Proteina scoperta da ricercatori italiani apre la via a nuovi trattamenti

 

 

Un gruppo di scienziati italiani dell'Istituto per la ricerca e la cura sul cancro di Candiolo, nella provincia di Torino, ha isolato una proteina in grado di determinare o meno la divisione e la moltiplicazione cellulare in alcuni tumori.

 

La proteina è stata battezzata Semaforina E3, proprio perché alla stregua di un semaforo stradale può dare via libera ai meccanismi che generano la formazione delle metastasi. I ricercatori tentano ora di trovare il modo per disattivare la molecola. Quando ci riusciranno, alcuni tipi di cancro saranno sconfitti per sempre, ad esempio il tumore del colon retto, fra le neoplasie più difficili da contrastare, e il melanoma.

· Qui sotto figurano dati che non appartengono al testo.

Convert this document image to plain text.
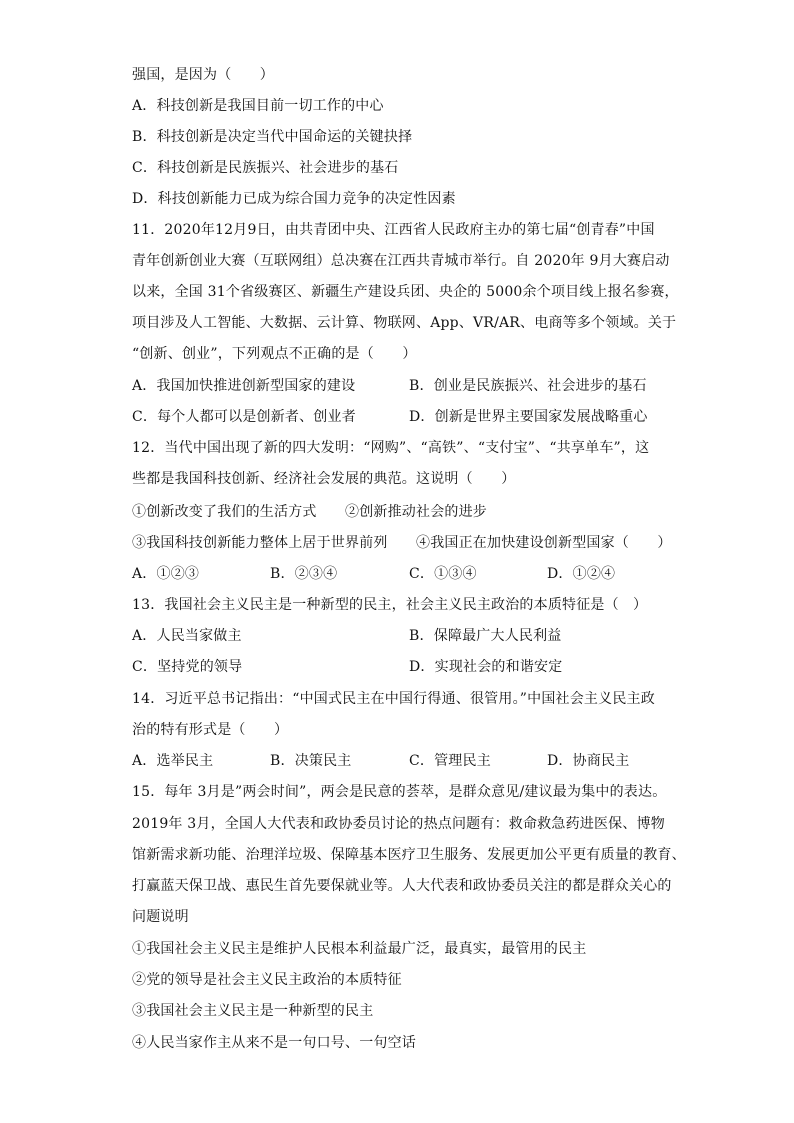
强国，是因为（　　）
A．科技创新是我国目前一切工作的中心
B．科技创新是决定当代中国命运的关键抉择
C．科技创新是民族振兴、社会进步的基石
D．科技创新能力已成为综合国力竞争的决定性因素
11．2020年12月9日，由共青团中央、江西省人民政府主办的第七届“创青春”中国
青年创新创业大赛（互联网组）总决赛在江西共青城市举行。自 2020年 9月大赛启动
以来，全国 31个省级赛区、新疆生产建设兵团、央企的 5000余个项目线上报名参赛，
项目涉及人工智能、大数据、云计算、物联网、App、VR/AR、电商等多个领域。关于
“创新、创业”，下列观点不正确的是（　　）
A．我国加快推进创新型国家的建设	B．创业是民族振兴、社会进步的基石
C．每个人都可以是创新者、创业者	D．创新是世界主要国家发展战略重心
12．当代中国出现了新的四大发明：“网购”、“高铁”、“支付宝”、“共享单车”，这
些都是我国科技创新、经济社会发展的典范。这说明（　　）
①创新改变了我们的生活方式　　②创新推动社会的进步
③我国科技创新能力整体上居于世界前列　　④我国正在加快建设创新型国家（　　）
A．①②③	B．②③④	C．①③④	D．①②④
13．我国社会主义民主是一种新型的民主，社会主义民主政治的本质特征是（　）
A．人民当家做主	B．保障最广大人民利益
C．坚持党的领导	D．实现社会的和谐安定
14．习近平总书记指出：“中国式民主在中国行得通、很管用。”中国社会主义民主政
治的特有形式是（　　）
A．选举民主	B．决策民主	C．管理民主	D．协商民主
15．每年 3月是”两会时间”，两会是民意的荟萃，是群众意见/建议最为集中的表达。
2019年 3月，全国人大代表和政协委员讨论的热点问题有：救命救急药进医保、博物
馆新需求新功能、治理洋垃圾、保障基本医疗卫生服务、发展更加公平更有质量的教育、
打赢蓝天保卫战、惠民生首先要保就业等。人大代表和政协委员关注的都是群众关心的
问题说明
①我国社会主义民主是维护人民根本利益最广泛，最真实，最管用的民主
②党的领导是社会主义民主政治的本质特征
③我国社会主义民主是一种新型的民主
④人民当家作主从来不是一句口号、一句空话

Altri tumori, come quello al seno, potranno beneficiare di una personalizzazione della cura, migliorando così l'efficacia del trattamento. La ricerca è stata pubblicata sulla rivista Journal of Clinical Investigation, sulle pagine della quale il prof. Luca Tamagnone dell'Ircc di Candiolo dichiara: “sulle semaforine stiamo lavorando dalla fine degli anni '90 e, delle venti individuate, siamo riuscite a selezionare quella che dà il via libera alle metastasi, la E3, appunto: c'è un collegamento tra i livelli presenti e la separazione delle cellule tumorali. In laboratorio, sulle colture e sulle cavie, siamo riusciti a 'spegnere' questa molecola, bloccando la quale si fermano le metastasi. Rispetto al passato le ricerche si sono velocizzate. Non passano più decine di anni. Io non sono in grado di azzardare pronostici, ma sono diverse le cose importanti che per la Semaforina E3 vanno sottolineate. L'aver individuato il target da colpire consente di lavorare sui possibili rimedi mirati, anche se questo obbiettivo non è dei più facili e quindi non attrae grossi investimenti da parte delle case farmaceutiche. I risultati fin qui conseguiti dovrebbero suscitare nei giovani l'interesse per la ricerca. E, non ultimo, speriamo di trovare sponsor per questa ricerca, finanziata quasi integralmente dall'Airc".

Nello stesso numero della rivista compare un’altra ricerca dell’istituto di Candiolo, finanziata dalla Fondazione Piemontese per la Ricerca sul Cancro e dall’Università di Torino. In questo caso, i ricercatori guidati da Alberto Bardelli hanno scoperto che l’Everolimus, un farmaco finora utilizzato solo nel carcinoma del rene, è efficace anche per quelli del colon retto che presentano una particolare variante genetica.

Spiega Bardelli: “questo farmaco si usa da un paio d'anni per il carcinoma renale. La novità è la possibilità di utilizzarlo per altri tipo di neoplasie, al colon retto e alla mammella, senza doverlo testare prima su tutti i pazienti malati di cancro. Diversamente dalla chemioterapia, che 'spara a mitraglia', è a bersaglio molecolare. Si è rivelato efficace, dagli esperimenti in vitro e dalle prove fatte sui tessuti umani, sulle cellule del tumore al colon retto che hanno una mutazione dei geni Pik3ca e Pten". Bardelli e i suoi colleghi puntano a una personalizzazione sempre più accentuata delle cure per il cancro: “in futuro non si distingueranno più i tumori per sede d'organo, ma per mutazione genetica. Questo vuol dire, in concreto, dare al malato il farmaco giusto sulla base delle lesioni molecolari del cancro che ha".